The trick is to pick a set 15-20 plays that work to the strengths of your players, and use those with a few extra "surprise" plays in for special situations. Don't try to learn or use it all. This is true of real-life football as well. It fits my nerdy need to write down "I called this play, this is what the down and distance was, how many yards did I get" obsessiveness. I also do that in Madden. I am a tremendous dork.
posted by Abehammerb Lincoln at 4:59 PM on June 26, 2019


The "drafting" layer is very shallow compared to modern board games.

It's actually pretty functional... as I understand it, the major decision points are -

1) Alliances - each hero has 2 or more alliances which give you bonuses to fielding more of them. Figuring out what is "workable, given the draft I have been given so far and what the 7 other players are doing" isn't trivial.

2) Economy - you earn money through getting win streaks, loss streaks, and floating money and earning interest on it. There is an inherent tension between spending money to defend a win streak, and floating money to earn interest while earning a loss streak (and losing hp). This is a classic "minimum spend" problem analysis - you never want to overspend (because you're giving up interest income) so you need to make the judgement of how much is "enough" to maintain your win-streak, or how much to lose by - the worse your loss, the more hp damage you take, so you might deploy better units to the board, yet you don't want to "win" accidentally because it cancels your streak. Worst that can happen is to flip flop between winning / losing so you never earn streaks, in a sense this is like Hearts. I think this is the hardest part - you basically decide whether to commit to a win or loss streak and at what point you switch gears, and how much to spend to maintain those streaks.

3) Sideboard - You can speculatively buy units to put on your sideboard and you sell them back for the same price so they're "free" - it increases the likelihood of drafting synergies in future rounds but you lose interest income. It's an intangible form of spending.

4) Common draft pool - watching what other players draft informs you of the likelihood of drafting certain pieces (if everyone is drafting Knights it may get difficult to find them), and also informs what counter-strategies you will go for and need to sideboard for.

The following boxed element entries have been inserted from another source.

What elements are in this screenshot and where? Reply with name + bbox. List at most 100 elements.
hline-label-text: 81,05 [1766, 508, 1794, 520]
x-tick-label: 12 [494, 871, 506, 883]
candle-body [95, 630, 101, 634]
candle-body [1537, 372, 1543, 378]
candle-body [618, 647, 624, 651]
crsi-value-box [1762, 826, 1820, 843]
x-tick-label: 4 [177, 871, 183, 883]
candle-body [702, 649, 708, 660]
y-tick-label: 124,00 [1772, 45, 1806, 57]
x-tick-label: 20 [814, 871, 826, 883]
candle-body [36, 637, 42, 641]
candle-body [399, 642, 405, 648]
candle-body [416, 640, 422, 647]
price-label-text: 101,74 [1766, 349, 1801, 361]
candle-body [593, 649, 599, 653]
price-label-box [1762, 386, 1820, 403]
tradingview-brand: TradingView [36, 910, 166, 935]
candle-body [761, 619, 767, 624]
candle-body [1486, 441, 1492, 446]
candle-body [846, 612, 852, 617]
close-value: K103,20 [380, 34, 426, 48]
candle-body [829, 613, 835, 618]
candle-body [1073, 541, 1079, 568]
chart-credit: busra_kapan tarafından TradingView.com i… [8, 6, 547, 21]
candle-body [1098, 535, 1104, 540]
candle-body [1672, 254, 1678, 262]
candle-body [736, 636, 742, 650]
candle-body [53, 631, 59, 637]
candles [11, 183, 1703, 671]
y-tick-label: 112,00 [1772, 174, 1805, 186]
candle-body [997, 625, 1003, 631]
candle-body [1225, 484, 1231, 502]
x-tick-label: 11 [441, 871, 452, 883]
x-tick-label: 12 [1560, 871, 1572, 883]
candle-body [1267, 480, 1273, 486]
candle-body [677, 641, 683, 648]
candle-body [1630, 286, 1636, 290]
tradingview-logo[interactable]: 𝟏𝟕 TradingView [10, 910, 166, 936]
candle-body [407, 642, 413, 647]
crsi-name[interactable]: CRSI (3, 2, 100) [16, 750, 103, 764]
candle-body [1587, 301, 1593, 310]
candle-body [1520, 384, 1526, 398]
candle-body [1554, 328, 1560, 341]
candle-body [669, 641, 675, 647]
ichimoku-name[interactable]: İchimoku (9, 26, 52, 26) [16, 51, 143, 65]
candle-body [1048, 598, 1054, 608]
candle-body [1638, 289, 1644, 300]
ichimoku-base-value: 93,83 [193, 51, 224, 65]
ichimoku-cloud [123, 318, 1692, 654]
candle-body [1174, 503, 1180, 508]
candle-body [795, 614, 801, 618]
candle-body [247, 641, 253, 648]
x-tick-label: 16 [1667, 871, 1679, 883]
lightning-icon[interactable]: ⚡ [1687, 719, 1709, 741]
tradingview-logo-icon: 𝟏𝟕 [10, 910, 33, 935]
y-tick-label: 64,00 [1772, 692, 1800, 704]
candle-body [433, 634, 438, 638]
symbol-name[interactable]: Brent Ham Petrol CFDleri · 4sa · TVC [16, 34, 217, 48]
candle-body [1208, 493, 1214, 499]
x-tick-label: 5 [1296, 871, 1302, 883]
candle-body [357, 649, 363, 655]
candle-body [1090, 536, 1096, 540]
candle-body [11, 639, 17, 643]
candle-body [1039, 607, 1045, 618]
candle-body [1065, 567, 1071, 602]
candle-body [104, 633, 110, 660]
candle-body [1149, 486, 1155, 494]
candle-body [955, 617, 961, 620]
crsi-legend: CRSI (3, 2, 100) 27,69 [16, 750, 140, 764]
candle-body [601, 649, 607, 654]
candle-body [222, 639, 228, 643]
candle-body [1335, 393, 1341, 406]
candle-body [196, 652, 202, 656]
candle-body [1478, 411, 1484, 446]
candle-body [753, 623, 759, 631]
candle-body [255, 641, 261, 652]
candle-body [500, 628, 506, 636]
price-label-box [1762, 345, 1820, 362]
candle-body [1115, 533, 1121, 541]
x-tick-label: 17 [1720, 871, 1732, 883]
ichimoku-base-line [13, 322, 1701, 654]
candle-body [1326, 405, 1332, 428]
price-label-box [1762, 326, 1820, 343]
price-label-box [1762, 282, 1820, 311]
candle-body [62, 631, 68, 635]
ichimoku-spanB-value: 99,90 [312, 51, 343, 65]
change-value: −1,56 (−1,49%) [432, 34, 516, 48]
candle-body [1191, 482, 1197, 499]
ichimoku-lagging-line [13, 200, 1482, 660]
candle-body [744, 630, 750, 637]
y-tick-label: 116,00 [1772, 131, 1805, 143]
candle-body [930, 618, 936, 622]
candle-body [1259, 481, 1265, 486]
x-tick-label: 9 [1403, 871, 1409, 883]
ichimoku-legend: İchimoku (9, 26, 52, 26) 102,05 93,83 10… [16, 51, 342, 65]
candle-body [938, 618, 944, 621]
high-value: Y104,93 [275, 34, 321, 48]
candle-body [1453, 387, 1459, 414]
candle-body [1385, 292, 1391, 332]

5) Leveling up your character - you spend money to level up your character which allows you to field more units to the board and unlocks access higher tier heroes in the draft. This costs your economy (lower gold floated) and also dilutes the likelihood of lower tier heroes, which means it can be hard to finish lower tier sets.

6) Positioning / items - correct / incorrect positioning can win or lose the game on its own.

7) When to reroll - you can spend 2 gold to reroll your draft, it's true money down the drain (every other way of spending money contributes permanently to your total power), so it's only done sparingly but can be a powerful tool.

8) Time constraints - 30-40 seconds is definitely not enough time in the late game when you are dealing with multiple re-rolls and repositioning / sideboarding, especially because that's when you make the decision to go "all in" and dump all your gold into the game and forgo all future interest income because the game is in its end stages. Sometimes one player goes all in while the other holds back and then if the first player can't win right away, the second will almost certainly win later.
posted by xdvesper at 8:43 PM on June 26, 2019 [1 favorite]


I've been playing TFT since it came out of beta 2 days ago. It's really fun! Still very much a beta-level game tho - needs some work. But yeah, super fun.